Where it gets really serious, though, is when you narrow it down to just look at pitchers. In a non-WBC season, an average WBC pitcher misses 23.55 days per season from injury – a pretty low number when you think about all of the Tommy John surgeries and mysterious dead arm periods. In that WBC season itself, the number jumps to 27.62 days missed per season from injury. Here’s a visual look at the 4.07-day difference:
Delving a little bit deeper into individual WBCs, we see the 2009 tournament as a huge culprit for much of our results. In 2009, pitchers missed an average of 10.08 more days due to injury, while hitters found themselves missing an average of 5.69 more days. For a tournament by tournament visualization, see below:
More often than not, a WBC participant found himself more likely to suffer an injury in the season following the tournament.
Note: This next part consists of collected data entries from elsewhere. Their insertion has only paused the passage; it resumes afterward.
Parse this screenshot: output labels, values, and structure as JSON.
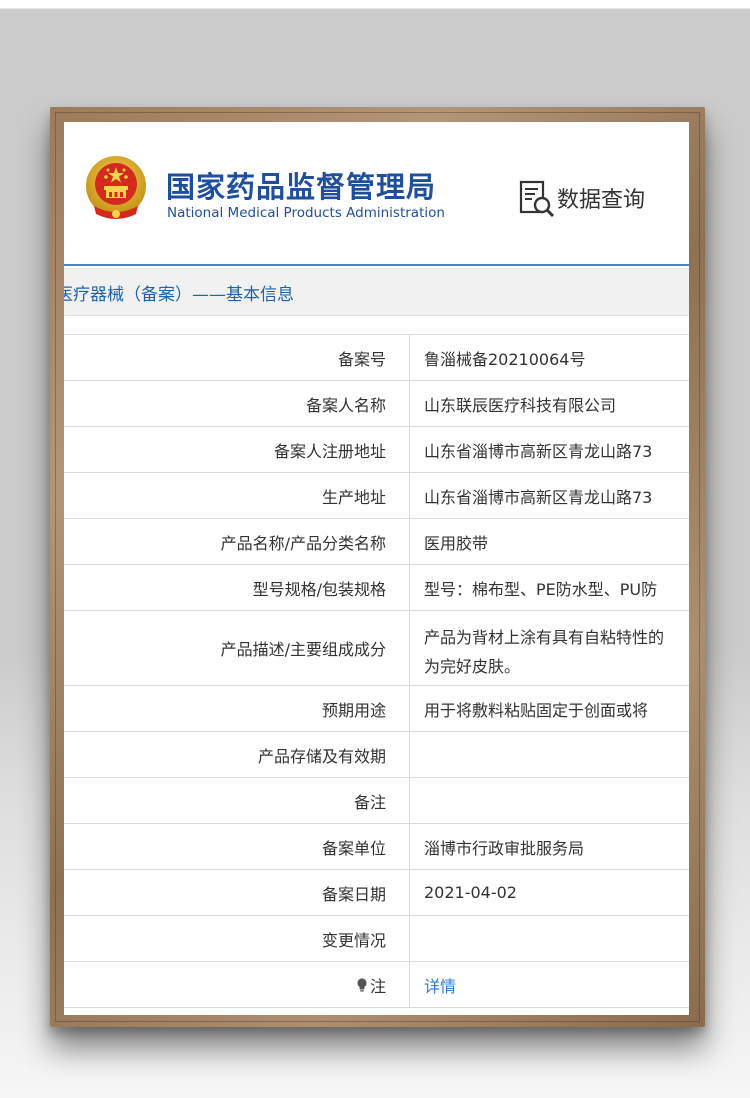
{
  "header": {
    "agency_name_cn": "国家药品监督管理局",
    "agency_name_en": "National Medical Products Administration",
    "query_label": "数据查询"
  },
  "title_bar": {
    "text": "医疗器械（备案）——基本信息"
  },
  "rows": [
    {
      "label": "备案号",
      "value": "鲁淄械备20210064号"
    },
    {
      "label": "备案人名称",
      "value": "山东联辰医疗科技有限公司"
    },
    {
      "label": "备案人注册地址",
      "value": "山东省淄博市高新区青龙山路73"
    },
    {
      "label": "生产地址",
      "value": "山东省淄博市高新区青龙山路73"
    },
    {
      "label": "产品名称/产品分类名称",
      "value": "医用胶带"
    },
    {
      "label": "型号规格/包装规格",
      "value": "型号：棉布型、PE防水型、PU防"
    },
    {
      "label": "产品描述/主要组成成分",
      "value_line1": "产品为背材上涂有具有自粘特性的",
      "value_line2": "为完好皮肤。"
    },
    {
      "label": "预期用途",
      "value": "用于将敷料粘贴固定于创面或将"
    },
    {
      "label": "产品存储及有效期",
      "value": ""
    },
    {
      "label": "备注",
      "value": ""
    },
    {
      "label": "备案单位",
      "value": "淄博市行政审批服务局"
    },
    {
      "label": "备案日期",
      "value": "2021-04-02"
    },
    {
      "label": "变更情况",
      "value": ""
    },
    {
      "label": "注",
      "value": "详情"
    }
  ],
  "colors": {
    "brand_blue": "#1f4f9c",
    "link_blue": "#2b7bd1",
    "frame_wood": "#9c7b5c"
  },
  "icons": [
    "national-emblem-icon",
    "data-query-icon",
    "lightbulb-icon"
  ]
}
How does this compare, though, to a non-WBC participant? We already mentioned that players selected to the WBC are generally much healthier than an average MLB player, so what happens if we were to take a control group of healthy MLB players?
Lindbergh provided a list of almost 200 players who spent between 10-20 days injured in the season before a WBC. The results for these players were particularly stunning. See below:
This casts a huge shadow of doubt on the whole study, but we believe to have an explanation for the findings. The given control group only takes into account a single season before the WBC. The players included in this group exhibited excellent health – 10-20 days missed due to injury – in that single season. However, we’re comparing them to WBC players who, on average, missed 22.41 days per non-WBC season over six total seasons (3 before, 3 after the WBC).
What I’m getting at here is the (not so far-fetched) idea that perhaps the control group is comprised of players experiencing a season of outlier health in the pre-WBC year, while the WBC participants experience their season of outlier health in the WBC year. Perhaps the control group is simply regressing to the mean, which wouldn’t be all that surprising given their short track record of good health.
With all that said, it will be interesting to take a look at this 2017 WBC with 20-20 hindsight. Just how indicative were the injuries to Smyly, Lugo, and others of the risks of the WBC? Our findings, while nowhere near conclusive, may raise some eyebrows in front offices around the league. Come 2021, we’ll see if this risk can outweigh the immeasurable risk of upsetting a star player by denying him the right to represent his country in the next edition of the World Baseball Classic.